The planet is warming, from North Pole to South Pole. Since 1906, the global average surface temperature has increased by more than 1.6 degrees Fahrenheit (0.9 degrees Celsius)—even more in sensitive polar regions. And the impacts of rising temperatures aren’t waiting for some far-flung future–the effects of global warming are appearing right now. The heat is melting glaciers and sea ice, shifting precipitation patterns, and setting animals on the move.
Many people think of global warming and climate change as synonyms, but scientists prefer to use “climate change” when describing the complex shifts now affecting our planet’s weather and climate systems. Climate change encompasses not only rising average temperatures but also extreme weather events, shifting wildlife populations and habitats, rising seas, and a range of other impacts. All of these changes are emerging as humans continue to add heat-trapping greenhouse gases to the atmosphere.
Scientists already have documented these impacts of climate change:
Ice is melting worldwide, especially at the Earth’s poles. This includes mountain glaciers, ice sheets covering West Antarctica and Greenland, and Arctic sea ice. In Montana’s Glacier National Park the number of glaciers has declined to fewer than 30 from more than 150 in 1910.
Much of this melting ice contributes to sea-level rise. Global sea levels are rising 0.13 inches (3.2 millimeters) a year, and the rise is occurring at a faster rate in recent years.
Rising temperatures are affecting wildlife and their habitats. Vanishing ice has challenged species such as the Adélie penguin in Antarctica, where some populations on the western peninsula have collapsed by 90 percent or more.
As temperatures change, many species are on the move. Some butterflies, foxes, and alpine plants have migrated farther north or to higher, cooler areas.
Precipitation (rain and snowfall) has increased across the globe, on average. Yet some regions are experiencing more severe drought, increasing the risk of wildfires, lost crops, and drinking water shortages.
Some species—including mosquitoes, ticks, jellyfish, and crop pests—are thriving. Booming populations of bark beetles that feed on spruce and pine trees, for example, have devastated millions of forested acres in the U.S.
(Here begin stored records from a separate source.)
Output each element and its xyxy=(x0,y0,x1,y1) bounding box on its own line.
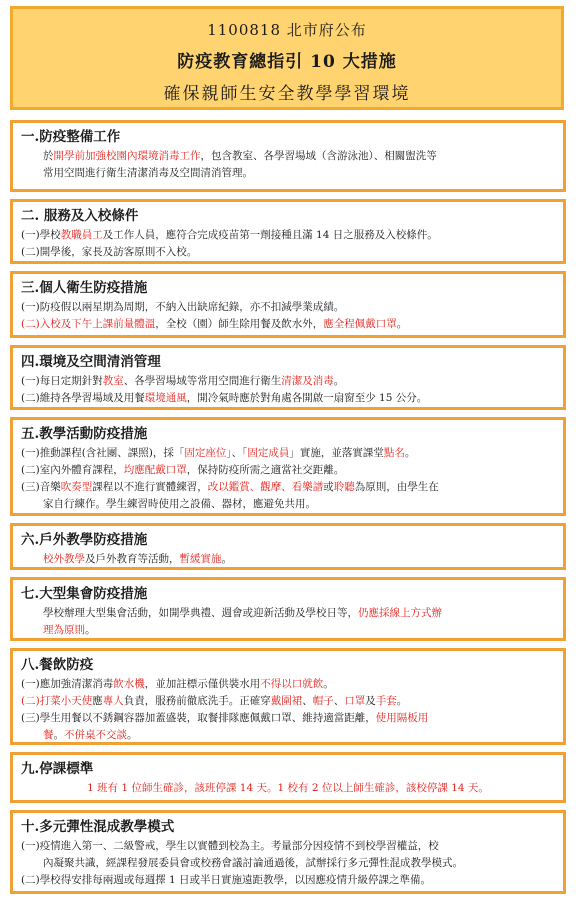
highlight-text: 不併桌不交談 xyxy=(64,729,127,741)
body-text: 於 xyxy=(43,150,54,162)
section-title: 七.大型集會防疫措施 xyxy=(21,586,148,602)
body-text: (二)室內外體育課程， xyxy=(21,464,124,476)
body-text: (一)學校 xyxy=(21,229,61,241)
body-text: (一)每日定期針對 xyxy=(21,375,103,387)
section-line xyxy=(21,872,555,889)
body-text: 及戶外教育等活動， xyxy=(85,553,180,565)
highlight-text: 入校及下午上課前量體溫 xyxy=(39,318,156,330)
section-9 xyxy=(10,752,566,803)
highlight-text: 應全程佩戴口罩 xyxy=(323,318,397,330)
body-text: 常用空間進行衛生清潔消毒及空間清消管理。 xyxy=(43,167,253,179)
section-title: 三.個人衛生防疫措施 xyxy=(21,280,148,296)
body-text: (三)音樂 xyxy=(21,481,61,493)
highlight-text: 固定座位 xyxy=(184,447,227,459)
body-text: (三)學生用餐以不銹鋼容器加蓋盛裝，取餐排隊應佩戴口罩、維持適當距離， xyxy=(21,712,376,724)
body-text: (二)開學後，家長及訪客原則不入校。 xyxy=(21,246,198,258)
section-line xyxy=(21,390,555,407)
highlight-text: 帽子 xyxy=(312,695,334,707)
section-line xyxy=(21,462,555,479)
section-line xyxy=(21,373,555,390)
body-text: 負責，服務前徹底洗手。正確穿 xyxy=(123,695,271,707)
section-title: 九.停課標準 xyxy=(21,761,94,777)
body-text: ，包含教室、各學習場域（含游泳池）、相關盥洗等 xyxy=(200,150,437,162)
body-text: 及工作人員，應符合完成疫苗第一劑接種且滿 14 日之服務及入校條件。 xyxy=(102,229,438,241)
section-7 xyxy=(10,577,566,641)
section-line xyxy=(21,710,555,727)
section-title: 二. 服務及入校條件 xyxy=(21,208,139,224)
highlight-text: 聆聽 xyxy=(333,481,355,493)
section-title: 八.餐飲防疫 xyxy=(21,657,94,673)
section-10 xyxy=(10,810,566,894)
body-text: (一)推動課程(含社團、課照)，採「 xyxy=(21,447,185,459)
highlight-text: 暫緩實施 xyxy=(179,553,222,565)
highlight-text: 校外教學 xyxy=(43,553,85,565)
body-text: 。 xyxy=(396,318,408,330)
section-line xyxy=(21,551,555,568)
section-line xyxy=(21,227,555,244)
section-line xyxy=(21,165,555,182)
body-text: 應 xyxy=(92,695,103,707)
body-text: ，保持防疫所需之適當社交距離。 xyxy=(186,464,345,476)
section-8 xyxy=(10,648,566,745)
highlight-text: 理為原則 xyxy=(43,624,85,636)
body-text: 。 xyxy=(221,553,232,565)
body-text: 、 xyxy=(302,695,313,707)
highlight-text: 1 班有 1 位師生確診，該班停課 14 天。1 校有 2 位以上師生確診，該校停課 14 天。 xyxy=(87,782,489,794)
section-line xyxy=(21,676,555,693)
body-text: 。 xyxy=(127,729,138,741)
body-text: 。 xyxy=(404,447,416,459)
body-text: 課程以不進行實體練習， xyxy=(92,481,208,493)
body-text: (二)學校得安排每兩週或每週擇 1 日或半日實施遠距教學，以因應疫情升級停課之準備。 xyxy=(21,874,432,886)
body-text: 及 xyxy=(365,695,376,707)
section-line xyxy=(21,479,555,496)
body-text: 、 xyxy=(333,695,345,707)
highlight-text: 改以鑑賞、觀摩、看樂譜 xyxy=(207,481,324,493)
body-text: ，開冷氣時應於對角處各開啟一扇窗至少 15 公分。 xyxy=(186,392,428,404)
body-text: 。 xyxy=(333,375,345,387)
highlight-text: 打菜小天使 xyxy=(39,695,93,707)
section-title: 十.多元彈性混成教學模式 xyxy=(21,819,175,835)
section-5 xyxy=(10,417,566,516)
section-title: 四.環境及空間清消管理 xyxy=(21,354,161,370)
highlight-text: 餐 xyxy=(43,729,54,741)
section-line xyxy=(21,780,555,797)
section-4 xyxy=(10,345,566,410)
body-text: 內凝聚共識，經課程發展委員會或校務會議討論通過後，試辦採行多元彈性混成教學模式。 xyxy=(43,857,463,869)
body-text: 、各學習場域等常用空間進行衛生 xyxy=(123,375,282,387)
highlight-text: 吹奏型 xyxy=(60,481,93,493)
section-line xyxy=(21,855,555,872)
section-line xyxy=(21,838,555,855)
body-text: 」實施，並落實課堂 xyxy=(289,447,384,459)
section-title: 六.戶外教學防疫措施 xyxy=(21,532,148,548)
highlight-text: 戴圍裙 xyxy=(270,695,303,707)
header-banner xyxy=(10,6,564,110)
body-text: 。 xyxy=(53,729,64,741)
highlight-text: 均應配戴口罩 xyxy=(123,464,187,476)
section-line xyxy=(21,727,555,744)
section-line xyxy=(21,299,555,316)
section-title: 五.教學活動防疫措施 xyxy=(21,426,148,442)
body-text: ，並加註標示僅供裝水用 xyxy=(144,678,261,690)
highlight-text: 開學前加強校園內環境消毒工作 xyxy=(53,150,201,162)
body-text: ，全校（園）師生除用餐及飲水外， xyxy=(155,318,324,330)
highlight-text: 固定成員 xyxy=(247,447,290,459)
highlight-text: 不得以口就飲 xyxy=(260,678,324,690)
poster-subtitle: 確保親師生安全教學學習環境 xyxy=(163,84,411,104)
body-text: 。 xyxy=(396,695,408,707)
highlight-text: 點名 xyxy=(383,447,405,459)
body-text: (二)維持各學習場域及用餐 xyxy=(21,392,145,404)
section-line xyxy=(21,605,555,622)
highlight-text: 專人 xyxy=(102,695,124,707)
section-3 xyxy=(10,271,566,338)
highlight-text: 使用隔板用 xyxy=(375,712,429,724)
body-text: 或 xyxy=(323,481,334,493)
body-text: 。 xyxy=(85,624,96,636)
highlight-text: 清潔及消毒 xyxy=(281,375,334,387)
section-1 xyxy=(10,120,566,192)
section-line xyxy=(21,244,555,261)
section-line xyxy=(21,445,555,462)
highlight-text: 仍應採線上方式辦 xyxy=(358,607,442,619)
poster-title: 防疫教育總指引 10 大措施 xyxy=(177,52,397,72)
highlight-text: 教室 xyxy=(102,375,124,387)
body-text: 為原則，由學生在 xyxy=(354,481,439,493)
section-6 xyxy=(10,523,566,570)
highlight-text: (二) xyxy=(21,318,40,330)
highlight-text: 手套 xyxy=(375,695,397,707)
body-text: (一)疫情進入第一、二級警戒，學生以實體到校為主。考量部分因疫情不到校學習權益，校 xyxy=(21,840,439,852)
highlight-text: 環境通風 xyxy=(144,392,187,404)
body-text: 家自行練作。學生練習時使用之設備、器材，應避免共用。 xyxy=(43,498,316,510)
section-line xyxy=(21,693,555,710)
highlight-text: 飲水機 xyxy=(113,678,145,690)
section-2 xyxy=(10,199,566,264)
section-line xyxy=(21,148,555,165)
section-title: 一.防疫整備工作 xyxy=(21,129,121,145)
highlight-text: 教職員工 xyxy=(60,229,103,241)
section-line xyxy=(21,622,555,639)
body-text: 」、「 xyxy=(226,447,248,459)
highlight-text: (二) xyxy=(21,695,40,707)
announcement-date: 1100818 北市府公布 xyxy=(207,21,367,39)
highlight-text: 口罩 xyxy=(344,695,366,707)
body-text: (一)防疫假以兩星期為周期，不納入出缺席紀錄，亦不扣減學業成績。 xyxy=(21,301,345,313)
body-text: (一)應加強清潔消毒 xyxy=(21,678,114,690)
body-text: 學校辦理大型集會活動，如開學典禮、週會或迎新活動及學校日等， xyxy=(43,607,358,619)
body-text: 。 xyxy=(323,678,334,690)
section-line xyxy=(21,316,555,333)
section-line xyxy=(21,496,555,513)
Other effects could take place later this century, if warming continues. These include:
Sea levels are expected to rise between 10 and 32 inches (26 and 82 centimeters) or higher by the end of the century.
Hurricanes and other storms are likely to become stronger. Floods and droughts will become more common. Large parts of the U.S., for example, face a higher risk of decades-long “megadroughts” by 2100.
Less freshwater will be available, since glaciers store about three-quarters of the world’s freshwater.
Some diseases will spread, such as mosquito-borne malaria (and the 2016 resurgence of the Zika virus).
Ecosystems will continue to change: Some species will move farther north or become more successful; others, such as polar bears, won’t be able to adapt and could become extinct.